It’s Always Something


Never has the local TV business been more of a moving target than it is now. The federal government wants its spectrum back. Networks have reversed the affiliate-fee model, are taking a cut of retransmission revenues and getting ready to demand something for Mobile DTV rights. Now the latest Pew research on media consumption contains a red flag, even though prima facie, it seems to validate local broadcasting.

Pew’s survey of 2,259 people indicated that local TV was their platform of choice to get news; 78 percent watched news on a local station. Most, however, used multiple delivery platforms—radio, newspapers, TV and the Internet. There’s nothing too surprising about that. Almost everyone I talk to about watching TV is simultaneously online, looking up terms, products, reference, schedules, etc. And Pew didn’t drill into temporal data, but I’m guessing there’s a radio time of day—probably morning; and a TV time of day later on.

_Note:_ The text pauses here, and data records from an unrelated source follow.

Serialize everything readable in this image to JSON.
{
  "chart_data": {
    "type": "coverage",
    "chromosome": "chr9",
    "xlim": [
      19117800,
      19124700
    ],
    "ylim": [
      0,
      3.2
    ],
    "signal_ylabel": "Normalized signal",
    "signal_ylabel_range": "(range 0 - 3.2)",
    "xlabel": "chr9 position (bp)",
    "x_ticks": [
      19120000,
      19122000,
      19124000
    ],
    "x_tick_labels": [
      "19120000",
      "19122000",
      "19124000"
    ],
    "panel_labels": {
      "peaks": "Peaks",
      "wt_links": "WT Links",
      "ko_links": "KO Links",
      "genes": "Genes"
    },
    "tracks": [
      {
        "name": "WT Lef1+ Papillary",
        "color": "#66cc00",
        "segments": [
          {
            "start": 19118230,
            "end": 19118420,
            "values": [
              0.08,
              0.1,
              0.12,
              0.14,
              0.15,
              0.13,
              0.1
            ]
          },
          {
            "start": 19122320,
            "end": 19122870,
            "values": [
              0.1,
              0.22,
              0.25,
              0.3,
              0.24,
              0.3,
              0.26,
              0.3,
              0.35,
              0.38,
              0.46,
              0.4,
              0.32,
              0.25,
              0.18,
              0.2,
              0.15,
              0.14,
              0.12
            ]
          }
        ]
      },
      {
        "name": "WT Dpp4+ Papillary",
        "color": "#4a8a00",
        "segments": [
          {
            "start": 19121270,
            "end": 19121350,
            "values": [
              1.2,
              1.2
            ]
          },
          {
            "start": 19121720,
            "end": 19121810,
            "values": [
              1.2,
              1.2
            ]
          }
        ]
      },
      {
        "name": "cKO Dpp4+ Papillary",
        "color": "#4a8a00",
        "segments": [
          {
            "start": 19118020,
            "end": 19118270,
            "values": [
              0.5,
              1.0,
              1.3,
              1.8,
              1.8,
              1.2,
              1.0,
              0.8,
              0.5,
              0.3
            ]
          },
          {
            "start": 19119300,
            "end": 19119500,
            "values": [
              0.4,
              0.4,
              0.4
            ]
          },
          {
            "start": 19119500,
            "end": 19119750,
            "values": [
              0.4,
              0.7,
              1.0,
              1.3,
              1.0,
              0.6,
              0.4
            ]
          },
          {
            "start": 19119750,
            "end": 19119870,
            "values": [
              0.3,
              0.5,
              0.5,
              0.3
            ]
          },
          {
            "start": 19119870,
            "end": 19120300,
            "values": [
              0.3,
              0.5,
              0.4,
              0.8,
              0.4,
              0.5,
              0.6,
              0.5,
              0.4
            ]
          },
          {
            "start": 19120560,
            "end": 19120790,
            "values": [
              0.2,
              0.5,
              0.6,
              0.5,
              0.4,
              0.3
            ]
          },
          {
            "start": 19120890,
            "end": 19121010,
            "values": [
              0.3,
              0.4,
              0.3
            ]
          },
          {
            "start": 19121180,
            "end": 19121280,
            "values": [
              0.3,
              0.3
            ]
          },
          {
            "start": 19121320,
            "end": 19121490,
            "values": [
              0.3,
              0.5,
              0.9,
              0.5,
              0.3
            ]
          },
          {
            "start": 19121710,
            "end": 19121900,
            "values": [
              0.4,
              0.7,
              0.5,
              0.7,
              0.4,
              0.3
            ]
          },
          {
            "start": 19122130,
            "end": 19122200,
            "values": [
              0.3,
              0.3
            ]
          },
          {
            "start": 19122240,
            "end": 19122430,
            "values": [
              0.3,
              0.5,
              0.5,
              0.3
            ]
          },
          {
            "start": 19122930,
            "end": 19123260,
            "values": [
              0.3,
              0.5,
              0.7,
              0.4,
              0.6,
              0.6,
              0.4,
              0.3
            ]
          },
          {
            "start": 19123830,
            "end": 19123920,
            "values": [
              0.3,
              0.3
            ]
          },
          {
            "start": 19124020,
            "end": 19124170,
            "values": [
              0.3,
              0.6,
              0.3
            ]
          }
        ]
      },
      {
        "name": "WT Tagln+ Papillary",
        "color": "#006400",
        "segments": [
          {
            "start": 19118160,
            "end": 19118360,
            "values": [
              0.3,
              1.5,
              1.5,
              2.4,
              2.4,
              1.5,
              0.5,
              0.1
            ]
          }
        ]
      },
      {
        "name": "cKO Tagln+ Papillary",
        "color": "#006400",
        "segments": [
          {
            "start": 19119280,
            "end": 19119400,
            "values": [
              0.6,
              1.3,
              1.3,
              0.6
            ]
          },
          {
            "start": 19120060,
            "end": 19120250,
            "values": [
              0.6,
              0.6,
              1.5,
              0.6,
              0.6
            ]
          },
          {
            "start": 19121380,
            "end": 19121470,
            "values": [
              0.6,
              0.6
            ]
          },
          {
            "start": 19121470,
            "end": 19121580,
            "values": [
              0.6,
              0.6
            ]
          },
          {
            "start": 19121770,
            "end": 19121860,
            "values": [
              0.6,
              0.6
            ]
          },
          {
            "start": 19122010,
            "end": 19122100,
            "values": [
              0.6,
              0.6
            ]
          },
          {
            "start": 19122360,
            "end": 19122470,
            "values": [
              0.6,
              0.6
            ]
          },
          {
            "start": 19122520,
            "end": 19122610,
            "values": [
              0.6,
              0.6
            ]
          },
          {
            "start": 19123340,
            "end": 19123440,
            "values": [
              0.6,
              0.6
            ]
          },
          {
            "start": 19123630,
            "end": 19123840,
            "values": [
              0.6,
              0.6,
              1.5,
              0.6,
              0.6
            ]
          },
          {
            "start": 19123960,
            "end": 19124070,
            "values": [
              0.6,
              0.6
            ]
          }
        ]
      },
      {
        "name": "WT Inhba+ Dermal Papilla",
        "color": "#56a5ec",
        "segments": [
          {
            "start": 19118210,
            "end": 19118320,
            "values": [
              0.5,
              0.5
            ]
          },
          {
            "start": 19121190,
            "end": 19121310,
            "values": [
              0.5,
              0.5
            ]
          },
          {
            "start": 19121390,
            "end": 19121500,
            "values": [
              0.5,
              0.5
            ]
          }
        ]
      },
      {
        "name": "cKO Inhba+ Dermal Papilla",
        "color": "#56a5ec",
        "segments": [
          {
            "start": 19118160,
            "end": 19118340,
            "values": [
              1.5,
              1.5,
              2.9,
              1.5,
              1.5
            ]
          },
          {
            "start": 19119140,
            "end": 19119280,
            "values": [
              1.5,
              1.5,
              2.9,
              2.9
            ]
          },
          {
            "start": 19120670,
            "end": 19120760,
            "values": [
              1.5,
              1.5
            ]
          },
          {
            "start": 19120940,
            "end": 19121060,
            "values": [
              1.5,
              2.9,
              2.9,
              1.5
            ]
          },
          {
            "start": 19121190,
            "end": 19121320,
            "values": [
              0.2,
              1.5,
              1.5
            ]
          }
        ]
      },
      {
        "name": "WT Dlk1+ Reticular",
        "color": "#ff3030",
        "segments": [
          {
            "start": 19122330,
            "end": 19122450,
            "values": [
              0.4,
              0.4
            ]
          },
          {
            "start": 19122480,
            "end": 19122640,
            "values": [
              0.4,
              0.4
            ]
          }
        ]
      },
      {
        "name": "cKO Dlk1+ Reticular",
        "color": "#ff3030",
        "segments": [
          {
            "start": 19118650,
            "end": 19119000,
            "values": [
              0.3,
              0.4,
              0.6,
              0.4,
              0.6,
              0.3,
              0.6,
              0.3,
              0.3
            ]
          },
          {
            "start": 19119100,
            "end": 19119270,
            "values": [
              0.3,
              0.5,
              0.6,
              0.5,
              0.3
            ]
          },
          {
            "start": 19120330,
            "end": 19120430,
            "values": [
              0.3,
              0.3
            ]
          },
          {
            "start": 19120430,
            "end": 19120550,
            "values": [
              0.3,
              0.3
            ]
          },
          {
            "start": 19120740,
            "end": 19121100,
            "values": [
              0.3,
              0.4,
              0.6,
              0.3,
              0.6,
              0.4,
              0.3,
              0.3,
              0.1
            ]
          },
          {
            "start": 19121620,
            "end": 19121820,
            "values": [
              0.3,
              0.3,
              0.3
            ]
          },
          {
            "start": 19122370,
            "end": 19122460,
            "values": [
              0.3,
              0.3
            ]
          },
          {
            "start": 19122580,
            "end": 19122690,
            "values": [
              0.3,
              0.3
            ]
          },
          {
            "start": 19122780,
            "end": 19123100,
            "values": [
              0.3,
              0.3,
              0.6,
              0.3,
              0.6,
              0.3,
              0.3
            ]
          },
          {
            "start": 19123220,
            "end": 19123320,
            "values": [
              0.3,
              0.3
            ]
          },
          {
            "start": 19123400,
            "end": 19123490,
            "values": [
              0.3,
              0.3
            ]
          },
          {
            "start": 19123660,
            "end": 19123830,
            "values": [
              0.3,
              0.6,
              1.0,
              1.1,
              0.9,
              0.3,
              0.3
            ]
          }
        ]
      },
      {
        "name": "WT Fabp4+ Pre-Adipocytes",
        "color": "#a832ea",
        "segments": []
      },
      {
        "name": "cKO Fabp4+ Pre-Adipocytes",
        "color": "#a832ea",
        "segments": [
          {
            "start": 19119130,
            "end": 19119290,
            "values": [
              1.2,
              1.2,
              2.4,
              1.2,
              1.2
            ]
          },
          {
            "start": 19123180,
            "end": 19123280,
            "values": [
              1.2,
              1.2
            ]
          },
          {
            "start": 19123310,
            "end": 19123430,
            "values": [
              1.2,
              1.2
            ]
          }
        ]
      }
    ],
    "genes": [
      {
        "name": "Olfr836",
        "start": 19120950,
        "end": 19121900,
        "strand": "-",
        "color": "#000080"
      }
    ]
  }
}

So multiplatform use alone is not the caveat in the Pew Research. The correlative age breakdown is.

People who consume the most news were 65 or older. That’s logical to a degree, because we can assume they’re retired and have the time. The next highest-used group was the 50-to-64s who aren’t out there running half-marathons after work anymore. Etc., etc., goes consumption downward with age.

The pattern is similar for platform usage. Older demos rely on local TV more for news. Younger ones go online. Local TV users tended to be African American, female and 65 or older.

“By comparison,” Pew’s results stated, “those who are Internet users and those who have a cellphone but no landline are less likely to get local TV news on a typical day than non-Internet users and those who have a landline phone.”

Ars Technica wrote in December that 700,000 landlines are being dropped every month, and that 22 percent of U.S. households had “cut the cord.” The nexus of trends here suggests a shelf live for local TV, unless it pulls a meaningful reinvention. Local news still looks like it did when I was 12 and we were hammering Clovis points.

It’s a news/weather/sports wheel with two earnestly coifed, genetically selected anchors behind some polyvinyl deskage; one smart-alecky sports guy and a slightly deranged meteorologist. And yes, what bleeds, leads, but people watch the news precisely to know where the wackos are hitting and where traffic is piled up behind people formerly driving badly. There will always be an appetite for local information, but local TV’s delivery format needs a makeover.

That’s admittedly a tall order because messing with what people are used to can backfire in that New Coke kind of way. But doing nothing also appears to be certain death. Local stations need to adopt a product approach and funnel some of their capital outlay into research and development. It’s time to ask people what they want rather than assume from platform usage trends that they’re already getting it.